Boykota çağrı: Yahu makarna da 800 lira olur mu?
Işıl Özgentürk
Son Köşe Yazıları

Boykota çağrı: Yahu makarna da 800 lira olur mu?

21.04.2024 04:00
Güncellenme:
Takip Et:

Sevgili okurlarım pek çoğumuz dışarıda yemek yiyemiyoruz, serpme kahvaltı modasına uymadığınızı da biliyorum. Tek biletin 750 lira olduğu tiyatrolara da gidemiyoruz. Kitap ise neredeyse ateş pahasına. Çünkü yoksullaştık, yoksullaşmak en çok emeğiyle geçinen milyonlarca yurttaşı can evinden vurdu. Şimdi gelin hep birlikte nasıl yoksullaştığımızın resmini çekelim: 

Efendim, evimin hemen yanında bir türlü bitmeyen bir metro inşaatı var. Artık çalışanlarla ahbap olduk. Öğle saatlerinde oradan çekerken kurdukları sofraya beni de davet ederler. Sekiz saat boyunca yerin altında ağır işçilik yapan dostlarım her gün aynı sofrayı kurar: Koca bir beyaz ekmek, bir avuç zeytin ve kola. Çoğu taşeron olan işçilerin asgari ücret almadıklarını adım gibi biliyorum. Alsalar ne olacak, kuş sütü bile bulunan sofralar mı kuracaklar, iyi ki kola var. Kola mideyi delerken insanı bir süre dinç tutabiliyor. Ve ağır işçi metrocuların en çok tükettiği: Ekmek, zeytin ve kola. 

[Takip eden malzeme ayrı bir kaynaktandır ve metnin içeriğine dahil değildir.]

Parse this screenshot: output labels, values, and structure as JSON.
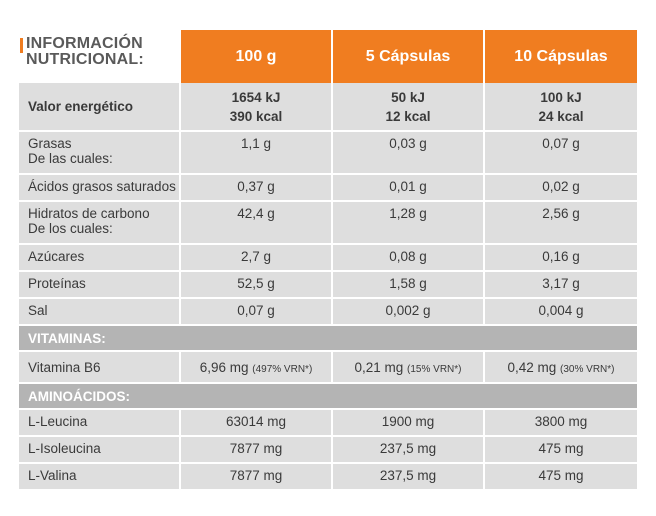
{
  "title": {
    "line1": "INFORMACIÓN",
    "line2": "NUTRICIONAL:"
  },
  "columns": [
    "100 g",
    "5 Cápsulas",
    "10 Cápsulas"
  ],
  "energy": {
    "label": "Valor energético",
    "values": [
      [
        "1654 kJ",
        "390 kcal"
      ],
      [
        "50 kJ",
        "12 kcal"
      ],
      [
        "100 kJ",
        "24 kcal"
      ]
    ]
  },
  "nutrients": [
    {
      "label": [
        "Grasas",
        "De las cuales:"
      ],
      "values": [
        "1,1 g",
        "0,03 g",
        "0,07 g"
      ]
    },
    {
      "label": [
        "Ácidos grasos saturados"
      ],
      "values": [
        "0,37 g",
        "0,01 g",
        "0,02 g"
      ]
    },
    {
      "label": [
        "Hidratos de carbono",
        "De los cuales:"
      ],
      "values": [
        "42,4 g",
        "1,28 g",
        "2,56 g"
      ]
    },
    {
      "label": [
        "Azúcares"
      ],
      "values": [
        "2,7 g",
        "0,08 g",
        "0,16 g"
      ]
    },
    {
      "label": [
        "Proteínas"
      ],
      "values": [
        "52,5 g",
        "1,58 g",
        "3,17 g"
      ]
    },
    {
      "label": [
        "Sal"
      ],
      "values": [
        "0,07 g",
        "0,002 g",
        "0,004 g"
      ]
    }
  ],
  "vitamins": {
    "heading": "VITAMINAS:",
    "rows": [
      {
        "label": "Vitamina B6",
        "values": [
          [
            "6,96 mg",
            "(497% VRN*)"
          ],
          [
            "0,21 mg",
            "(15% VRN*)"
          ],
          [
            "0,42 mg",
            "(30% VRN*)"
          ]
        ]
      }
    ]
  },
  "aminoacids": {
    "heading": "AMINOÁCIDOS:",
    "rows": [
      {
        "label": "L-Leucina",
        "values": [
          "63014 mg",
          "1900 mg",
          "3800 mg"
        ]
      },
      {
        "label": "L-Isoleucina",
        "values": [
          "7877 mg",
          "237,5 mg",
          "475 mg"
        ]
      },
      {
        "label": "L-Valina",
        "values": [
          "7877 mg",
          "237,5 mg",
          "475 mg"
        ]
      }
    ]
  },
  "colors": {
    "accent": "#f07d20",
    "row_bg": "#dedede",
    "section_bg": "#b4b4b4"
  }
}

Mahallenin kahvesinde de kimselerin yüzü gülmüyor ve sigara içenler hangi tütüncü sarma sigarada bir liralık indirim yapmış bunun peşinde. Köpeği ve kedisi olanlar, lüks tüketime giren kedi ve köpek mamalarından, sürekli artan veteriner ücretinden yakınıyorlar. Bizim buralarda bir ara bütün kediler obezdi. Gelen besliyor, giden besliyordu. Bu ansızın kesildi ve tavuk eti karıştırılmış mamaya alıştıklarından kediler açlık çekmeye ve hırçınlaşmaya başladılar. Kedisini üç günlük serum tedavisi bittiği için kucağında getirip kahveye oturan bir kedisever, neredeyse ağlayacak çünkü bir anda 4 bin TL bulmak zorunda. 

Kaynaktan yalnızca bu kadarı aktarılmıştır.